A dozen advocacy groups — among them, the Texas Defender Service that represents death row convicts, the guards’ union, the Texas Criminal Justice Coalition, the National Alliance on Mental Illness-Texas, the Texas Civil Rights Project, American Civil Liberties Union of Texas, Texas Inmate Family Association and various Catholic and interfaith religious groups — are asking for Texas prison officials to allow contact visits with family members, communal recreation activities between death row prisoners, work assignments, participation in group religious services, TV viewing, arts and crafts, and phone calls to family and attorneys.

Attorneys who have filed letters for the policy change are also asking that attorneys be allowed to meet in private with their clients, not with guards present as is policy.

Texas’ solitary confinement policy for death row convicts was imposed after seven condemned murderers launched an escape from the Ellis Unit north of Huntsville in a headline-grabbing breakout in November 1998. Six surrendered before they could get outside the perimeter fences, but the ringleader, Martin Gurule, was able to get away after scaling two 10-foot-high perimeter fences topped with razor wire.

Gurule, 29, sentenced to death for the deaths of two Corpus Christi residents during a restaurant robbery, was found dead several days later after he drowned in a nearby river.

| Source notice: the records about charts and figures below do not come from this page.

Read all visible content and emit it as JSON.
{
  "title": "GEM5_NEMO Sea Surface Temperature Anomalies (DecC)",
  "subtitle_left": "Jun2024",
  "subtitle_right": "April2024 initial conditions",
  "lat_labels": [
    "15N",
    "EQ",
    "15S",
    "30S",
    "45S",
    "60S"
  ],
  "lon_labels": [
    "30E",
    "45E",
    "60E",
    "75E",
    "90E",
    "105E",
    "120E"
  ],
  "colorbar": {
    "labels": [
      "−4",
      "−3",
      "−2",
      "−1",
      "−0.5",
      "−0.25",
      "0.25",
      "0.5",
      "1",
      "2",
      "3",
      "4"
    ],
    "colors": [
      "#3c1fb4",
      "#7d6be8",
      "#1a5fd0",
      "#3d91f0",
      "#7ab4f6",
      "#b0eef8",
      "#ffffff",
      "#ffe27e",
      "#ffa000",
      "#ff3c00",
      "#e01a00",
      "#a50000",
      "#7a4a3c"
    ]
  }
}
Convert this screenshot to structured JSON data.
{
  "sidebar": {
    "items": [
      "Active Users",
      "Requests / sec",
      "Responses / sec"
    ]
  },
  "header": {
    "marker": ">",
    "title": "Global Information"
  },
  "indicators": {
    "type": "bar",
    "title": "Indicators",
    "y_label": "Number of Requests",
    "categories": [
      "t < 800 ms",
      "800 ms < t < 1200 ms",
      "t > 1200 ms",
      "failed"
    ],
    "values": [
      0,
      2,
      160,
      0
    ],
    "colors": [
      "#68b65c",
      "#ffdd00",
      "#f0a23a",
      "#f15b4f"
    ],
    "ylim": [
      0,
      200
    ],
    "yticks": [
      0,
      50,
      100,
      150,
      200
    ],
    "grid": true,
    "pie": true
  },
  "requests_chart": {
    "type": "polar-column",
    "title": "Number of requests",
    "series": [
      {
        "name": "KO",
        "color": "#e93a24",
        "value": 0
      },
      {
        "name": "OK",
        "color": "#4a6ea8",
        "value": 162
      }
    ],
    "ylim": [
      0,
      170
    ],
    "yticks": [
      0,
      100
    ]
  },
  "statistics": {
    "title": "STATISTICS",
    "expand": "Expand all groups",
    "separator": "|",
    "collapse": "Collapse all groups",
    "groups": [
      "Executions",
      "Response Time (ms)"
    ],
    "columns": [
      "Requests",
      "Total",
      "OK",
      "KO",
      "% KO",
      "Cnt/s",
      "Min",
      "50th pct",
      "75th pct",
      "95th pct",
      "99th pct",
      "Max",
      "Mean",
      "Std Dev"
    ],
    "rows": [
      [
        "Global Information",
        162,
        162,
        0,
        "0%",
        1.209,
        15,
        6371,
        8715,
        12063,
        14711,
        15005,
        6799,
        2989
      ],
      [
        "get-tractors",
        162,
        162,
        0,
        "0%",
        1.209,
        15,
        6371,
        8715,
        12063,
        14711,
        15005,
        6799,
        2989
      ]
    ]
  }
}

The daring escape, the first from Texas’ death row since a Bonnie-and-Clyde henchman fled in 1934, embarrassed prison officials, who moved death row to a more secure prison outside Livingston, in East Texas, and imposed the solitary-confinement rules that allow convicts out of their cell only up to one hour per day for recreation and, on some days, showers.

Review of the death row housing policy comes as prison officials in the past year have faced increasing criticism over similar confinement rules for thousands of so-called “administrative segregation” convicts who are kept isolated in regular prisons for misbehavior, gang membership or other reasons. Some have been isolated there for years.

“Security experts, correctional officers, religious leaders, mental-health professionals, civil-rights advocates and lawyers understand the import of maintaining security in all TDCJ facilities,” according to a letter sent Tuesday from the groups to prison officials.

The letter insists that the suggested changes “will make things safer and in no way compromise security, reduce the filing of grievances, and even improve the lives of correctional staff, who currently must work in the most hostile and tense of environments.”